Novo programa deverá promover governança do oceano e aproveitar potencial para a economia azul

A mesa de abertura reuniu Gilles Pinay (CNRS), Viviana Alder (Universidade de Buenos Aires), César de Castro Martins (IO-USP), Cristiana Seixas (Unicamp) e Jerome Fort (CNRS) (foto: Daniel Antônio/Agência FAPESP)

Publicado em 04/04/2024

André Julião | Agência FAPESP – O Atlântico Sul e a Antártida são estratégicos para avaliar uma série de questões ambientais e sociais. No entanto, há muito mais estudos e dados disponibilizados sobre o Atlântico Norte.

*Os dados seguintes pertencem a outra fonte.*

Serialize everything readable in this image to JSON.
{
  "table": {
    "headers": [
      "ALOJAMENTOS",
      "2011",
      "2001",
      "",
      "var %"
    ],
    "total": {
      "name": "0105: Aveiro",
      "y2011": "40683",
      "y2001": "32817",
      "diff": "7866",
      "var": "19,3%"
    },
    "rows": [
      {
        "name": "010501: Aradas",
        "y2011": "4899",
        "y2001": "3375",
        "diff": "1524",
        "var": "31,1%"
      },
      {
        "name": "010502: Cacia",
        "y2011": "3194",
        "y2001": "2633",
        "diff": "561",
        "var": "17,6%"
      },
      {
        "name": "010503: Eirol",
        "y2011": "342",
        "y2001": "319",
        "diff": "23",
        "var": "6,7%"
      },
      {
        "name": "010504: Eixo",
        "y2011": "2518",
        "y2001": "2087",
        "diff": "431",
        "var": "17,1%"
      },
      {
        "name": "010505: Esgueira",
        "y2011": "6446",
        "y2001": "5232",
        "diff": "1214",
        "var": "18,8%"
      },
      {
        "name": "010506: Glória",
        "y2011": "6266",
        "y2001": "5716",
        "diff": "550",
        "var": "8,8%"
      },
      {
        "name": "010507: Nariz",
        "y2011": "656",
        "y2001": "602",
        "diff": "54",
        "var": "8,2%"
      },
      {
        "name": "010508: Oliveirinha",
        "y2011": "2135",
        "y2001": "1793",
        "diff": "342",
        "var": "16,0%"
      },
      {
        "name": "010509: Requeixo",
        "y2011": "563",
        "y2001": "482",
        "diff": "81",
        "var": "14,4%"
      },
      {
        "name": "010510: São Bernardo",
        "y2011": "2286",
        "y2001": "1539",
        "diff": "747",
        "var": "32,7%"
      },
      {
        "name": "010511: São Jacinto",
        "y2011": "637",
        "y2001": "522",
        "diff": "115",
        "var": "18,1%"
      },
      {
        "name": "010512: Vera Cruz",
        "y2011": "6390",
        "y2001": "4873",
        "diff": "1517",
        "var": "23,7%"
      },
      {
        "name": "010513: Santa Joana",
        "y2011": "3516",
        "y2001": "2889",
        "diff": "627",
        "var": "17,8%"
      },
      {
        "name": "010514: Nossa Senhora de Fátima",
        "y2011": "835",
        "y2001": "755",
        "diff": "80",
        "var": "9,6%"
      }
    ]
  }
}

Equalizar essa disponibilidade de dados é um dos desafios do Programa para o Atlântico Sul e a Antártida (PROASA), lançado pela FAPESP em evento realizado nesta terça (02/04) e quarta-feira (03/04). O programa tem como parceiros iniciais a Argentina e a França (leia mais em: agencia.fapesp.br/51295/).

“São necessários pontos de monitoramento de longo prazo em locais sentinela no Atlântico Sul, que requerem infraestrutura física e capacidade [para operar os instrumentos]”, exemplificou César de Castro Martins, professor do Instituto Oceanográfico da Universidade de São Paulo (IO-USP), durante a abertura do segundo dia de evento.

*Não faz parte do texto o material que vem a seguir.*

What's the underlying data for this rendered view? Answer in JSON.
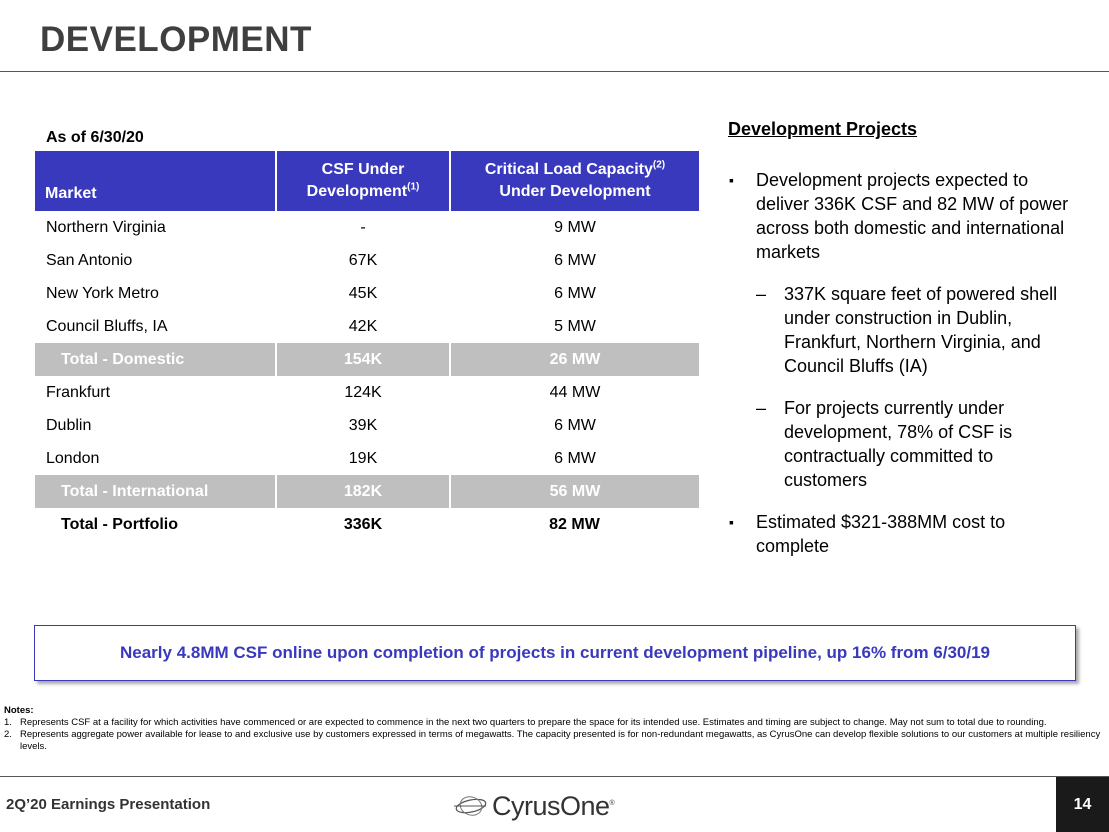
{
  "title": "DEVELOPMENT",
  "as_of": "As of 6/30/20",
  "table": {
    "headers": {
      "market": "Market",
      "csf_line1": "CSF Under",
      "csf_line2": "Development",
      "csf_sup": "(1)",
      "cap_line1": "Critical Load Capacity",
      "cap_sup": "(2)",
      "cap_line2": "Under Development"
    },
    "rows": [
      {
        "market": "Northern Virginia",
        "csf": "-",
        "capacity": "9 MW"
      },
      {
        "market": "San Antonio",
        "csf": "67K",
        "capacity": "6 MW"
      },
      {
        "market": "New York Metro",
        "csf": "45K",
        "capacity": "6 MW"
      },
      {
        "market": "Council Bluffs, IA",
        "csf": "42K",
        "capacity": "5 MW"
      },
      {
        "market": "Total - Domestic",
        "csf": "154K",
        "capacity": "26 MW"
      },
      {
        "market": "Frankfurt",
        "csf": "124K",
        "capacity": "44 MW"
      },
      {
        "market": "Dublin",
        "csf": "39K",
        "capacity": "6 MW"
      },
      {
        "market": "London",
        "csf": "19K",
        "capacity": "6 MW"
      },
      {
        "market": "Total - International",
        "csf": "182K",
        "capacity": "56 MW"
      },
      {
        "market": "Total - Portfolio",
        "csf": "336K",
        "capacity": "82 MW"
      }
    ]
  },
  "projects": {
    "heading": "Development Projects",
    "bullet_symbol": "▪",
    "dash_symbol": "–",
    "bullet1": "Development projects expected to deliver 336K CSF and 82 MW of power across both domestic and international markets",
    "sub1": "337K square feet of powered shell under construction in Dublin, Frankfurt, Northern Virginia, and Council Bluffs (IA)",
    "sub2": "For projects currently under development, 78% of CSF is contractually committed to customers",
    "bullet2": "Estimated $321-388MM cost to complete"
  },
  "callout": "Nearly 4.8MM CSF online upon completion of projects in current development pipeline, up 16% from 6/30/19",
  "notes": {
    "title": "Notes:",
    "items": [
      {
        "num": "1.",
        "text": "Represents CSF at a facility for which activities have commenced or are expected to commence in the next two quarters to prepare the space for its intended use. Estimates and timing are subject to change. May not sum to total due to rounding."
      },
      {
        "num": "2.",
        "text": "Represents aggregate power available for lease to and exclusive use by customers expressed in terms of megawatts. The capacity presented is for non-redundant megawatts, as CyrusOne can develop flexible solutions to our customers at multiple resiliency levels."
      }
    ]
  },
  "footer": {
    "presentation": "2Q’20 Earnings Presentation",
    "logo_text": "CyrusOne",
    "logo_mark": "®",
    "page_number": "14"
  },
  "colors": {
    "header_blue": "#3939bd",
    "subtotal_gray": "#bfbfbf",
    "title_gray": "#3f3f3f"
  }
}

Essa é apenas uma das informações necessárias para que se tenha um oceano resiliente. Segundo Cristiana Simão Seixas, pesquisadora do Núcleo de Estudos e Pesquisas Ambientais da Universidade Estadual de Campinas (Nepam-Unicamp), o programa de pesquisas deve levar em conta que o oceano é um sistema sócioecológico, que exige boa governança e o engajamento de múltiplos atores na construção ou mesmo na coprodução de conhecimento para a tomada de decisões.


Cristiana Simão Seixas, da Unicamp (foto: Daniel Antônio/Agência FAPESP)

“É preciso que se faça as coisas de forma diferente, saindo de nossas zonas de conforto e expandindo nossas visões”, pontuou Seixas, uma das organizadoras do livro Governança, Conservação e Desenvolvimento em Territórios Marinhos-Costeiros no Brasil.

Para Viviana Alder, pesquisadora do Instituto Antártico Argentino e professora da Universidade de Buenos Aires, o estudo da Antártida é uma grande oportunidade, uma vez que é um exemplo de governança e de cooperação internacional bem-sucedida, em uma região sem igual para o entendimento de processos e do funcionamento de ecossistemas e, portanto, ideal para repensar medidas de ação e gerar soluções inovadoras.

“Numa escala global, é a região menos poluída, com menos de 1% da área afetada, e com espécies invasoras sob controle. Ao mesmo tempo, em 2023 o gelo marinho atingiu os níveis mais baixos já registrados. Isso tem implicações críticas para o clima global”, afirmou.

Economia azul

Wagner Valenti, professor do Centro de Aquicultura da Universidade Estadual Paulista (Caunesp), lembrou que a chamada economia azul, que abrange as atividades que envolvem o oceano, movimentou US$ 1,5 trilhão em 2022. Ao mesmo tempo, apenas 1,7% dos gastos em pesquisa no mundo são relacionados a assuntos marinhos.

“No Brasil, essa proporção é 60 vezes menor. Estamos atrás de outros países e precisamos prestar atenção à economia azul”, alertou.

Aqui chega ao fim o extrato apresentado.